Falstart Arsenalu w LM: Dinamo 2-1 Arsenal
16.09.2015, 21:35, Sebastian Czarnecki 1563 komentarzy
Jak zaczynać nowy sezon w europejskich pucharach, to tylko z przytupem, w arsenalowy sposób. Arsenal tradycyjnie nie potrafił dostarczyć swoim kibicom łatwego i przyjemnego zwycięstwa nad outsiderem, a znowu zaserwował pokaz bezsilności, nieskuteczności i własnej głupoty w akcjach podbramkowych nie tylko swoich, ale i przeciwnika.
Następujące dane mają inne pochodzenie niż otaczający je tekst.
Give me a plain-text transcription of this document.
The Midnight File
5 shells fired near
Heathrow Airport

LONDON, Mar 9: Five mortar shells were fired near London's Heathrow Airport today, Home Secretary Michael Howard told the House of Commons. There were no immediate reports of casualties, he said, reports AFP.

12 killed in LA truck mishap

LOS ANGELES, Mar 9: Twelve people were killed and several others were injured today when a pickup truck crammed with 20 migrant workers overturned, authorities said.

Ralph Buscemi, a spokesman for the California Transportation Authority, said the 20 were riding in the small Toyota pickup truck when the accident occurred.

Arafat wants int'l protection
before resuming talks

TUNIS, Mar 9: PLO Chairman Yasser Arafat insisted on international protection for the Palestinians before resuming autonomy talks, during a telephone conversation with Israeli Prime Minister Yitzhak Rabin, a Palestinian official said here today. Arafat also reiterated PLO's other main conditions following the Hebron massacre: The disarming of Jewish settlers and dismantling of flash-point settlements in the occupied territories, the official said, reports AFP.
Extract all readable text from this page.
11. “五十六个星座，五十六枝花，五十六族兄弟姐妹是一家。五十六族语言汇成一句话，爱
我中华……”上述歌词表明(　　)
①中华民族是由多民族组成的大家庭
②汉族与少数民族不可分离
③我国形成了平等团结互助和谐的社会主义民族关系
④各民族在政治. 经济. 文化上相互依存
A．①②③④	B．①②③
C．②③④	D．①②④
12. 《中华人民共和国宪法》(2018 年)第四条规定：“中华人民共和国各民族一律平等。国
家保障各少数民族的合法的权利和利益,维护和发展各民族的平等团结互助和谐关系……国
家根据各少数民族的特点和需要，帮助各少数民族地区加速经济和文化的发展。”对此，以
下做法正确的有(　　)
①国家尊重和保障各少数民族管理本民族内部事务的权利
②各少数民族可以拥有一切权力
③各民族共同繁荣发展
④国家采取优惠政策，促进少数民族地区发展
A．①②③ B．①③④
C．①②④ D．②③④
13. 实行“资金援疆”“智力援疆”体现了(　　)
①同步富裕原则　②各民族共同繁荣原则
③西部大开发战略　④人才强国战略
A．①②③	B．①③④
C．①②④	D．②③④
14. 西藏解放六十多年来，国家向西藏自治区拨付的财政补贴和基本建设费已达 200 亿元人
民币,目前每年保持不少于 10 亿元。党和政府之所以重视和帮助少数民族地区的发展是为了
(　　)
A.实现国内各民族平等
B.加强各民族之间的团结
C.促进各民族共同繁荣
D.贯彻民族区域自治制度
Czym byłaby w końcu Liga Mistrzów bez corocznej porażki ze zdecydowanie słabszym rywalem?
Kanonierzy całkowicie zlekceważyli swojego przeciwnika na boisku i nie docenili jego siły. Bałkańskie tereny zawsze są nieprzyjemne dla uznanych europejskich firm, toteż do takich meczów zawsze trzeba podchodzić z należytym skupieniem. Arsene Wenger zawinił nie tym, że dał odpocząć kilku podstawowym zawodnikom, ale tym, że nie potrafił odpowiednio zmotywować i przygotować swojego zespołu do trudów tego spotkania. Londyńczycy wyszli na murawę, jakoby ten mecz już z góry był wygrany, a teraz skomplikowali sobie sytuację w tabeli i o wyjście z grupy będą musieli się martwić do samego końca.
Dinamo: Eduardo - Pinto, Taravel, Sigali, Pivarić - Ademi, Machado, Antolić - El Soudani, Pjaca, Fernandes
Arsenal: Ospina - Debuchy, Gabriel, Koscielny, Gibbs - Cazorla, Arteta - Chamberlain, Özil, Sanchez - Giroud
Mecz rozpoczął się bardzo spokojnie, bez żadnych ryzykownych akcji. Drużyn wolały spokojnie rozpracowywać swojego przeciwnika i podpatrywać jego grę w niektórych aspektach, zamiast bezmyślnie szturmować w pole karne. Pierwszy ostrzegawczy strzał oddał Marko Pjaca, który posłał piłkę wysoko ponad bramką.
Zaledwie minutę później dobrze wykonany rzut rożny przez Cazorlę mógł przynieść Arsenalowi prowadzenie. Olivier Giroud oddał mocny strzał głową, jednak Eduardo w świetnym stylu interweniował, ofiarnie wybijając piłkę na kolejny korner.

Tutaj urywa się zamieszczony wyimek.